DISCUSSION STARTER 4: Have you ever shared personal information during an online encounter, only to regret it later? What information did you disclose? What consequences did you suffer? What lessons did you learn about the risks associated with online disinhibition?

V. What is Intercultural Competence?

  1. Intercultural competence is required, given the increasingly more intercultural world.

  1. Donald Rubin: In intercultural competence, the same rules as in interpersonal competence apply: the speaker must be (a) appropriate; (b) effective; and (c) ethical.

  2. World-minded people demonstrate acceptance and respect toward other cultures’ beliefs, values and customs. World mindedness is practiced in three ways: (a) understand that your interlocutors’ interpersonal communication is just as natural for them in their culture; (b) do not judge other cultures as being better or worse; (c) consistently show respect to people of other cultures.

  3. Jolene Koester, Myron Lustig add more characteristics of world-mindedness (Michael’s Sound Bite 8-1): (a) get to know more; (b) perform the roles you are offered in a different culture; (c) follow the relationship rules that are offered in a different culture; (d) smile, show respect and provide friendly gestures.

DISCUSSION STARTER 5: How do you perceive people whose beliefs, attitudes, and values appear to differ from yours? What challenges do you face in trying to empathize with such people? How might you communicate with them in a nonjudgmental and respectful fashion?

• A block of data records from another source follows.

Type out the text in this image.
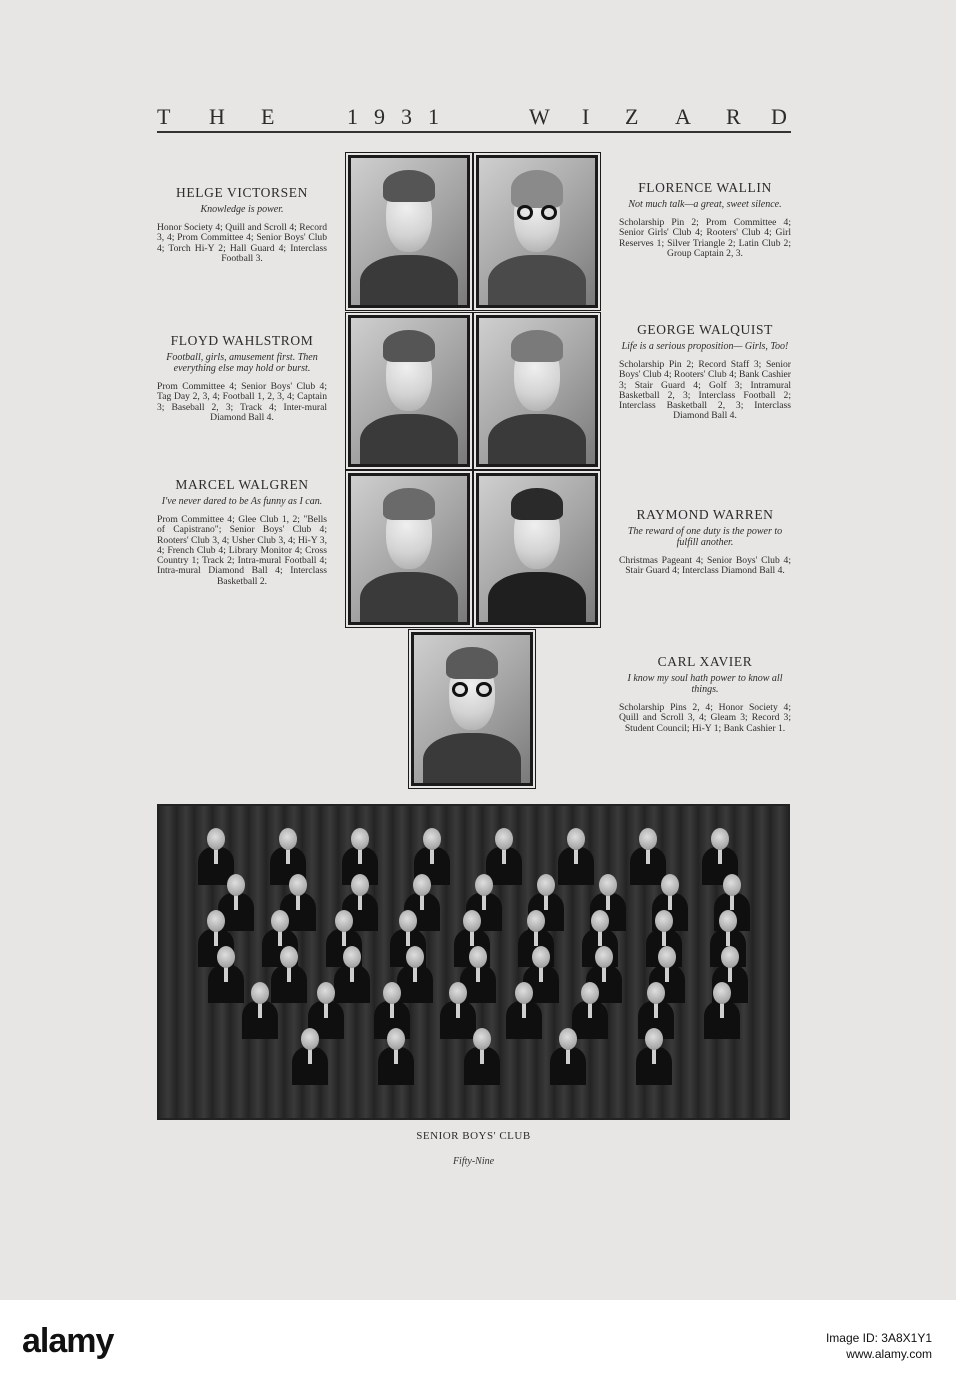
T H E	1 9 3 1	W I Z A R D
HELGE VICTORSEN
Knowledge is power.
Honor Society 4; Quill and Scroll 4; Record 3, 4; Prom Committee 4; Senior Boys' Club 4; Torch Hi-Y 2; Hall Guard 4; Interclass Football 3.
FLOYD WAHLSTROM
Football, girls, amusement first. Then everything else may hold or burst.
Prom Committee 4; Senior Boys' Club 4; Tag Day 2, 3, 4; Football 1, 2, 3, 4; Captain 3; Baseball 2, 3; Track 4; Inter-mural Diamond Ball 4.
MARCEL WALGREN
I've never dared to be As funny as I can.
Prom Committee 4; Glee Club 1, 2; "Bells of Capistrano"; Senior Boys' Club 4; Rooters' Club 3, 4; Usher Club 3, 4; Hi-Y 3, 4; French Club 4; Library Monitor 4; Cross Country 1; Track 2; Intra-mural Football 4; Intra-mural Diamond Ball 4; Interclass Basketball 2.
FLORENCE WALLIN
Not much talk—a great, sweet silence.
Scholarship Pin 2; Prom Committee 4; Senior Girls' Club 4; Rooters' Club 4; Girl Reserves 1; Silver Triangle 2; Latin Club 2; Group Captain 2, 3.
GEORGE WALQUIST
Life is a serious proposition— Girls, Too!
Scholarship Pin 2; Record Staff 3; Senior Boys' Club 4; Rooters' Club 4; Bank Cashier 3; Stair Guard 4; Golf 3; Intramural Basketball 2, 3; Interclass Football 2; Interclass Basketball 2, 3; Interclass Diamond Ball 4.
RAYMOND WARREN
The reward of one duty is the power to fulfill another.
Christmas Pageant 4; Senior Boys' Club 4; Stair Guard 4; Interclass Diamond Ball 4.
CARL XAVIER
I know my soul hath power to know all things.
Scholarship Pins 2, 4; Honor Society 4; Quill and Scroll 3, 4; Gleam 3; Record 3; Student Council; Hi-Y 1; Bank Cashier 1.
SENIOR BOYS' CLUB
Fifty-Nine
alamy	Image ID: 3A8X1Y1
www.alamy.com
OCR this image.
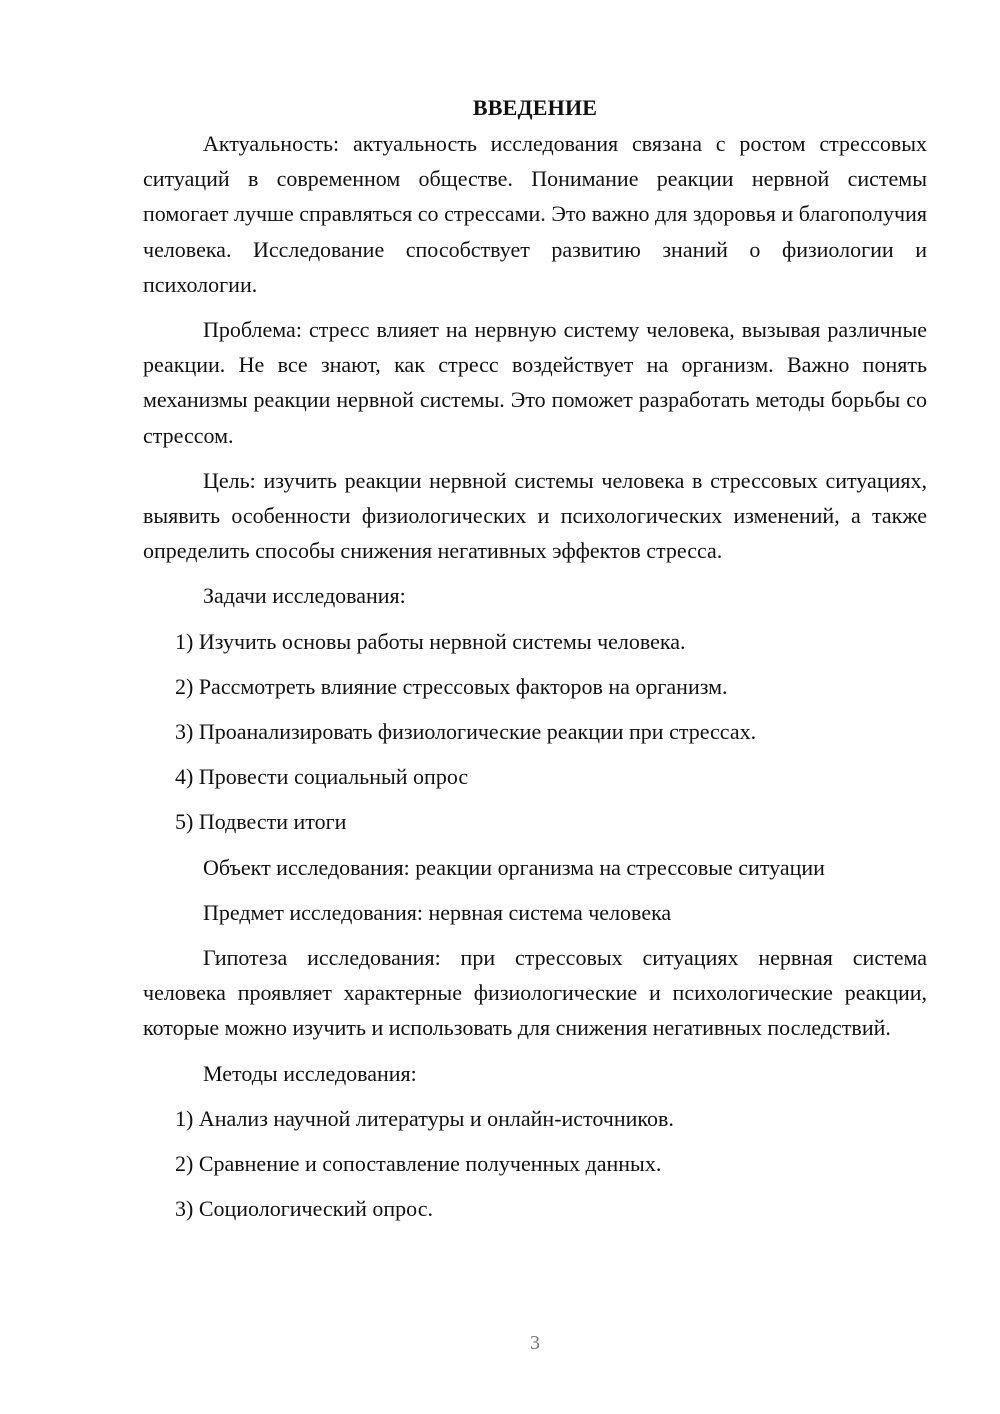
ВВЕДЕНИЕ

Актуальность: актуальность исследования связана с ростом стрессовых ситуаций в современном обществе. Понимание реакции нервной системы помогает лучше справляться со стрессами. Это важно для здоровья и благополучия человека. Исследование способствует развитию знаний о физиологии и психологии.

Проблема: стресс влияет на нервную систему человека, вызывая различные реакции. Не все знают, как стресс воздействует на организм. Важно понять механизмы реакции нервной системы. Это поможет разработать методы борьбы со стрессом.

Цель: изучить реакции нервной системы человека в стрессовых ситуациях, выявить особенности физиологических и психологических изменений, а также определить способы снижения негативных эффектов стресса.

Задачи исследования:

1) Изучить основы работы нервной системы человека.

2) Рассмотреть влияние стрессовых факторов на организм.

3) Проанализировать физиологические реакции при стрессах.

4) Провести социальный опрос

5) Подвести итоги

Объект исследования: реакции организма на стрессовые ситуации

Предмет исследования: нервная система человека

Гипотеза исследования: при стрессовых ситуациях нервная система человека проявляет характерные физиологические и психологические реакции, которые можно изучить и использовать для снижения негативных последствий.

Методы исследования:

1) Анализ научной литературы и онлайн-источников.

2) Сравнение и сопоставление полученных данных.

3) Социологический опрос.

3
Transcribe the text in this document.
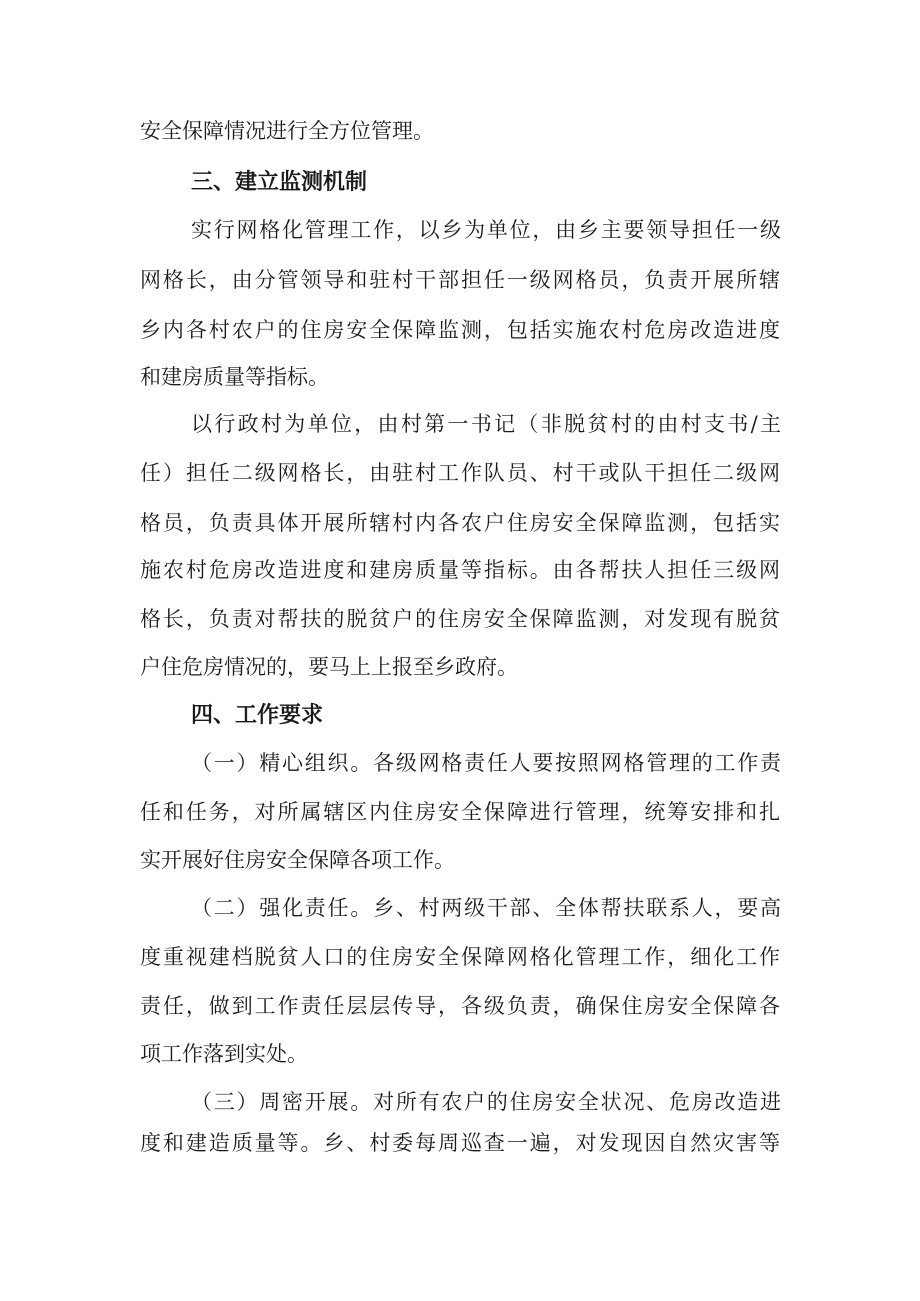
安全保障情况进行全方位管理。
三、建立监测机制
实行网格化管理工作，以乡为单位，由乡主要领导担任一级
网格长，由分管领导和驻村干部担任一级网格员，负责开展所辖
乡内各村农户的住房安全保障监测，包括实施农村危房改造进度
和建房质量等指标。
以行政村为单位，由村第一书记（非脱贫村的由村支书/主
任）担任二级网格长，由驻村工作队员、村干或队干担任二级网
格员，负责具体开展所辖村内各农户住房安全保障监测，包括实
施农村危房改造进度和建房质量等指标。由各帮扶人担任三级网
格长，负责对帮扶的脱贫户的住房安全保障监测，对发现有脱贫
户住危房情况的，要马上上报至乡政府。
四、工作要求
（一）精心组织。各级网格责任人要按照网格管理的工作责
任和任务，对所属辖区内住房安全保障进行管理，统筹安排和扎
实开展好住房安全保障各项工作。
（二）强化责任。乡、村两级干部、全体帮扶联系人，要高
度重视建档脱贫人口的住房安全保障网格化管理工作，细化工作
责任，做到工作责任层层传导，各级负责，确保住房安全保障各
项工作落到实处。
（三）周密开展。对所有农户的住房安全状况、危房改造进
度和建造质量等。乡、村委每周巡查一遍，对发现因自然灾害等
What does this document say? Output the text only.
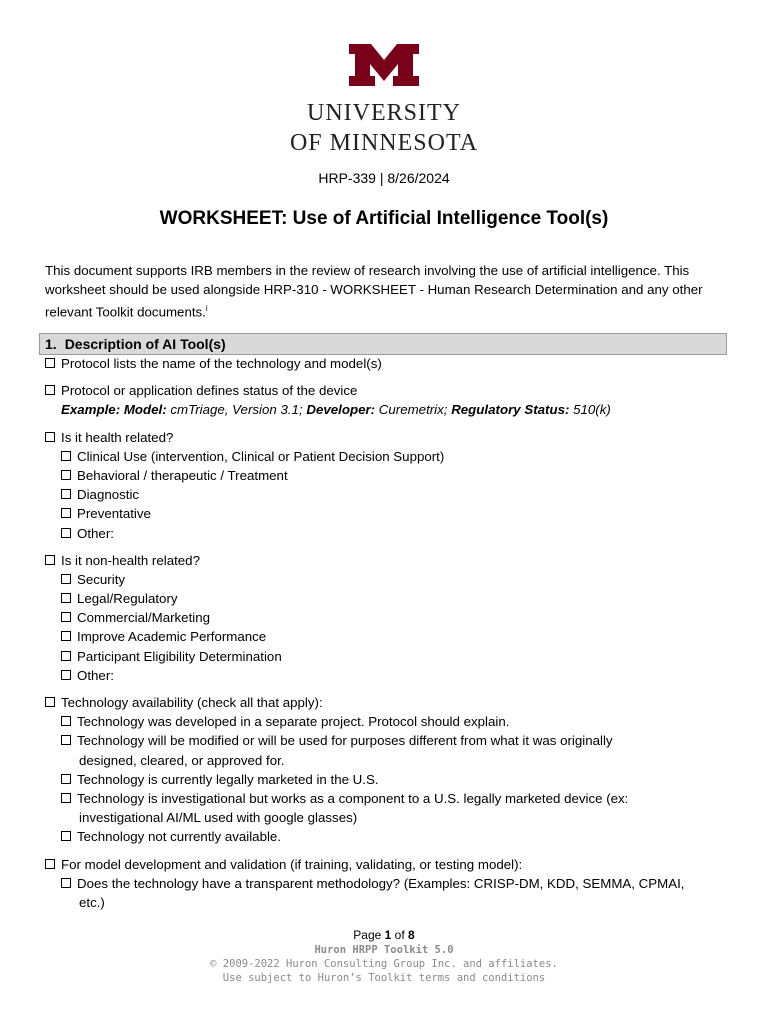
UNIVERSITY
OF MINNESOTA
HRP-339 | 8/26/2024
WORKSHEET: Use of Artificial Intelligence Tool(s)
This document supports IRB members in the review of research involving the use of artificial intelligence. This worksheet should be used alongside HRP-310 - WORKSHEET - Human Research Determination and any other relevant Toolkit documents.$^i$
1. Description of AI Tool(s)
Protocol lists the name of the technology and model(s)
Protocol or application defines status of the device
Example: Model: cmTriage, Version 3.1; Developer: Curemetrix; Regulatory Status: 510(k)
Is it health related?
Clinical Use (intervention, Clinical or Patient Decision Support)
Behavioral / therapeutic / Treatment
Diagnostic
Preventative
Other:
Is it non-health related?
Security
Legal/Regulatory
Commercial/Marketing
Improve Academic Performance
Participant Eligibility Determination
Other:
Technology availability (check all that apply):
Technology was developed in a separate project. Protocol should explain.
Technology will be modified or will be used for purposes different from what it was originally
designed, cleared, or approved for.
Technology is currently legally marketed in the U.S.
Technology is investigational but works as a component to a U.S. legally marketed device (ex:
investigational AI/ML used with google glasses)
Technology not currently available.
For model development and validation (if training, validating, or testing model):
Does the technology have a transparent methodology? (Examples: CRISP-DM, KDD, SEMMA, CPMAI,
etc.)
Page 1 of 8
Huron HRPP Toolkit 5.0
© 2009-2022 Huron Consulting Group Inc. and affiliates.
Use subject to Huron’s Toolkit terms and conditions
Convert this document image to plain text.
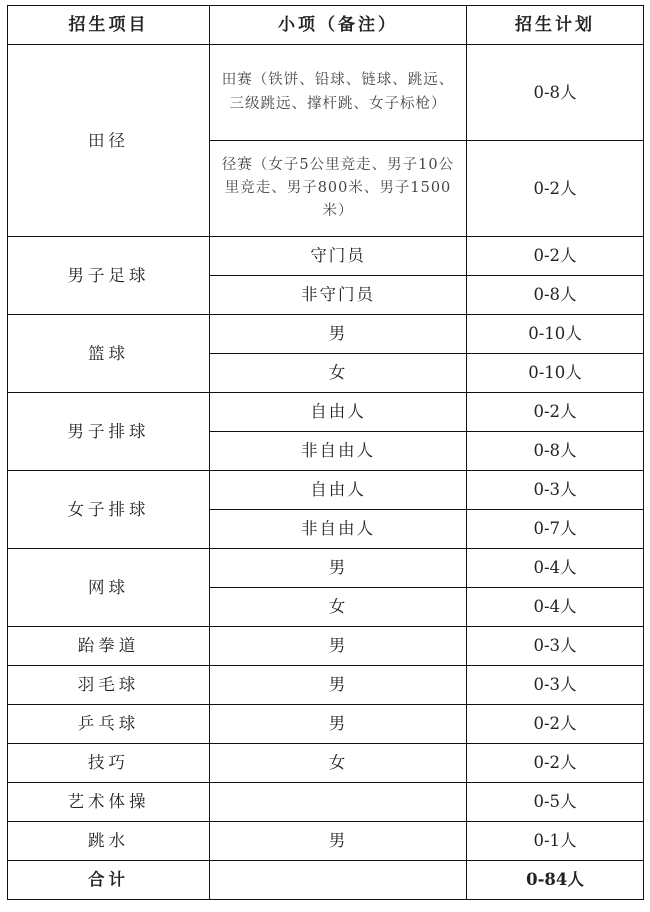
招生项目	小项（备注）	招生计划
田径	田赛（铁饼、铅球、链球、跳远、三级跳远、撑杆跳、女子标枪）	0-8人
	径赛（女子5公里竞走、男子10公里竞走、男子800米、男子1500米）	0-2人
男子足球	守门员	0-2人
	非守门员	0-8人
篮球	男	0-10人
	女	0-10人
男子排球	自由人	0-2人
	非自由人	0-8人
女子排球	自由人	0-3人
	非自由人	0-7人
网球	男	0-4人
	女	0-4人
跆拳道	男	0-3人
羽毛球	男	0-3人
乒乓球	男	0-2人
技巧	女	0-2人
艺术体操		0-5人
跳水	男	0-1人
合计		0-84人
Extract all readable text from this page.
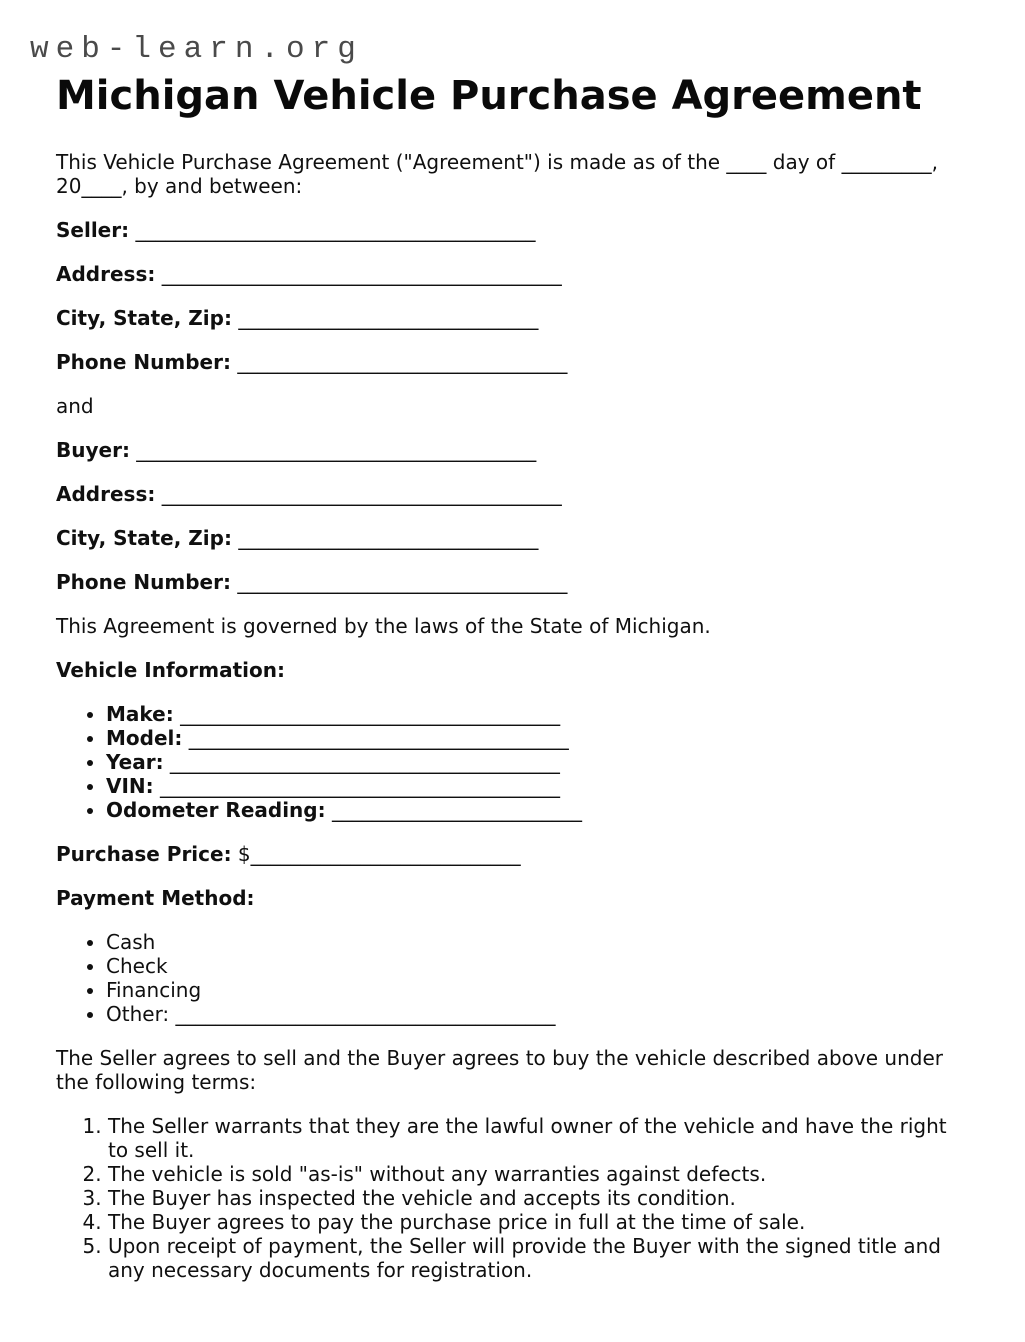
web-learn.org

Michigan Vehicle Purchase Agreement

This Vehicle Purchase Agreement ("Agreement") is made as of the ____ day of _________, 20____, by and between:

Seller: ________________________________________

Address: ________________________________________

City, State, Zip: ______________________________

Phone Number: _________________________________

and

Buyer: ________________________________________

Address: ________________________________________

City, State, Zip: ______________________________

Phone Number: _________________________________

This Agreement is governed by the laws of the State of Michigan.

Vehicle Information:

• Make: ______________________________________
• Model: ______________________________________
• Year: _______________________________________
• VIN: ________________________________________
• Odometer Reading: _________________________

Purchase Price: $___________________________

Payment Method:

• Cash
• Check
• Financing
• Other: ______________________________________

The Seller agrees to sell and the Buyer agrees to buy the vehicle described above under the following terms:

1. The Seller warrants that they are the lawful owner of the vehicle and have the right to sell it.
2. The vehicle is sold "as-is" without any warranties against defects.
3. The Buyer has inspected the vehicle and accepts its condition.
4. The Buyer agrees to pay the purchase price in full at the time of sale.
5. Upon receipt of payment, the Seller will provide the Buyer with the signed title and any necessary documents for registration.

  1. Judith Martin, Thomas Nakayama, Lisa Flores: The opposite of world-mindedness is ethnocentrism, when people believe that (a) their system of attitudes, beliefs, rules, norms and customs is better than that of other cultures; (b) their culture is central to the civilization; (c) their form of communication is competent, while other people’s is not.

  2. To overcome ethnocentrism, develop attributional complexity, the ability to: (a) view your interlocutors’ behavior from different angles; (b) analyze all forces influencing the person’s behavior; (c) check your perception for attributional errors; (d) consider all positions; (e) consider motivations underlying communication and relationship choices; (f) examine decision-making patterns in other cultures; and (g) ask other people for explanations.

  3. DIE Model (Michael’s Sound Bite 8-2): when you encounter something you believe is very strange: (a) Describe it in neutral terms; (b) Interpret it in several ways, (c) Evaluate it as suitable to you in several contexts.